My mind is constantly a whirl of recipes. Some of them are to share here with all of you, others are destined for the Cuisinart blog I've been writing the last four years. A few will soon grace Betty Crocker and Pillsbury's websites too, like that chocolate chess pie I teased you with recently. Come September, there will be some new and inspiring afterschool snack ideas in Relish magazine.
Then there are the recipes I'm hoarding for the book proposal. I really hope to share those with you soon, but once I get the blasted proposal in order, it will still be quite some time before they get from my kitchen to yours.
And then there are the recipes like this one. The ones that demand to be shared immediately. The problem is there is no such thing as immediate these days, and for her patience, I owe Deb a big apology. I promised her this recipe a few weeks ago. Some might say I even taunted her with my tweets, but finding the time to transcibe my notes to these pages proved elusive.
This is Gabrielle Hamilton's milk-braised baby zucchini.
A few months ago I had lunch at Prune. While everyone ordered their entrees, one dish in particular caught my eye, so while no one else ordered sides or appetizers, I felt compelled to see what this milk-braised baby zucchini was all about.
When it arrived at the table, chunks of zucchini, slathered in a creamy white sauce, I was a little put off. Perhaps it was caused by one too many bad Chinese restaurant experiences, but goopy white sauces make me weary. I was also surprised to see squash on the menu too. It was mid-March here in New York City. Squash was no where to be found at the farmers' market, not even from the hydroponic folks, and I thought Hamilton was a local and seasonal chef. Perhaps she has an "in" I don't know about. This dish intrigued me, so much so that I was willing to turn a blind eye to the seasonal calendar.
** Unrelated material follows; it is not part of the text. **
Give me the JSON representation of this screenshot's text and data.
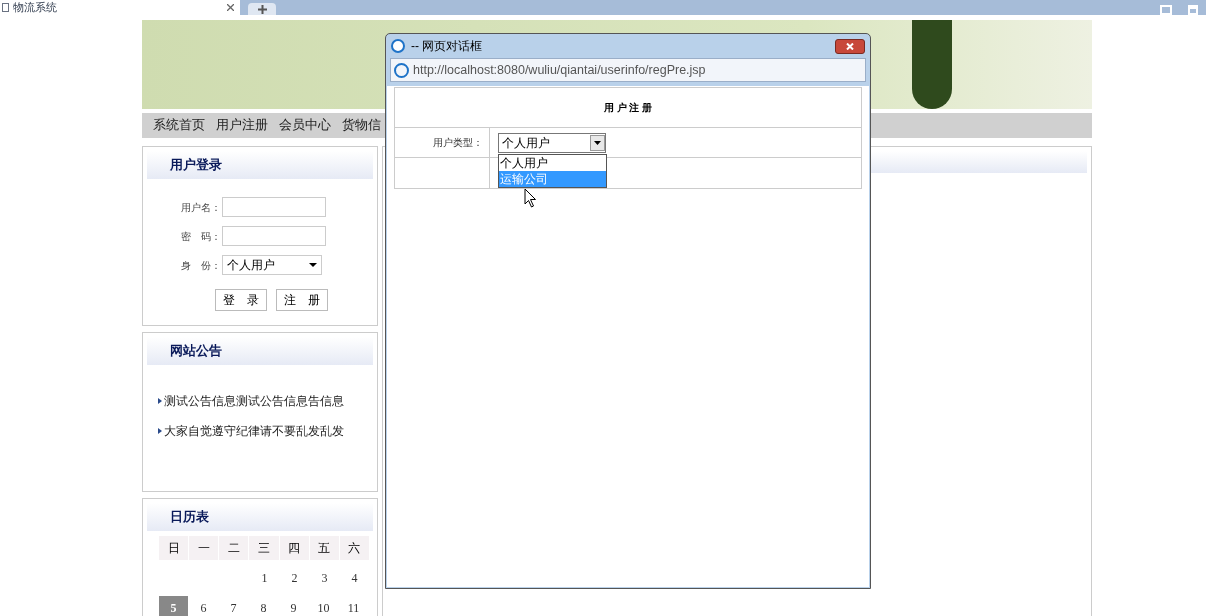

As the first piece touched my tongue, my eyes closed uncontrollably. You know this sensation, it has happened to us all, when something you taste is so good it commands your full attention. From that first taste, I knew I'd ache for the first zucchini to appear at the farmers' market so I could recreate it at home.
The dish was pushed back to the recesses of my mind as everyday life took over. As time passed, the frost subsided, making way for these hot, humid days we're now faced with here. As my Saturday morning market trips grew warmer, and the time came to leave the house with simply a short-sleeved shirt, jeans and sandals—the day eventually came almost three months later.
I spied the thin, green cylinders at Maxwell's Farmstand. They were the very first stand to have zucchini, and they came at a price too—$2.50 a pound. But this culinary foreplay had to end, and so I tucked a bundle in my bag.
At this point, most food writers would just call the chef and ask them about the dish. For me, the challenge is in trying to make the dish from taste alone, and so I closed my eyes, remembered that first bite, then thought about it a few minutes. I realized it would be much easier than I'd initially thought, and started melting some butter in a pot on the stovetop.
Flour would be essential to thicken it, so a little bit went in to make a roux. Then the zucchini followed too, cut into coins, a little thinner than the chunks Hamilton has in her version. Once they were coated with the flour and butter, they simmered in a milk bath seasoned with salt, pepper and freshly grated nutmeg for 30 minutes, until they were meltingly tender
I was so proud of myself, and glowed as I brought this to my girlfriend's house for dinner. The moment I opened the container and told her about the recipe, her eyes lit up. She said this was how mother often prepared vegetables back home in France. It's funny how a recipe inspired by lunch on the lower east side of Manhattan, cooked by a girl whose life has existed mainly in Brooklyn, connected a friend to her childhood a continent away. It's a reminder of how food is a universal language, one we should all become well-versed in.
Funny, now that zucchini is actually in season, this dish is no longer on the menu at Prune. No worries though, since we can all make it in the comfort of our own kitchen now.
2 tablespoons butter
1 tablespoon/10 grams flour
24 ounces zucchini (about 6 medium ones), trimmed and cut into 1/2-inch coins
1 1/4 cups/312 ml millk
Sea salt and freshly ground black pepper, to taste
Generous pinch of freshly grated nutmeg
Melt the butter in a heavy-bottomed 2-quart pot over medium heat. Add the flour, and cooking stirring with a wooden spoon until the mixture starts to foam and turns golden. Stir in the zucchini, making sure all the pieces are well-coated. Stir in the milk, and add the salt, pepper and nutmeg.
Bring to a boil, then reduce heat to lowest setting and cover pot with a lid. Cook for 25 to 30 minutes, until the zucchini is extremely tender when pierced with the tip of a fork. Don't worry if the sauce looks curdled or broken—just stir it together a few times and will come together into a velvety texture. Let the zucchini sit in the pot, uncovered, for 5 to 10 minutes so the sauce can thicken further, before serving.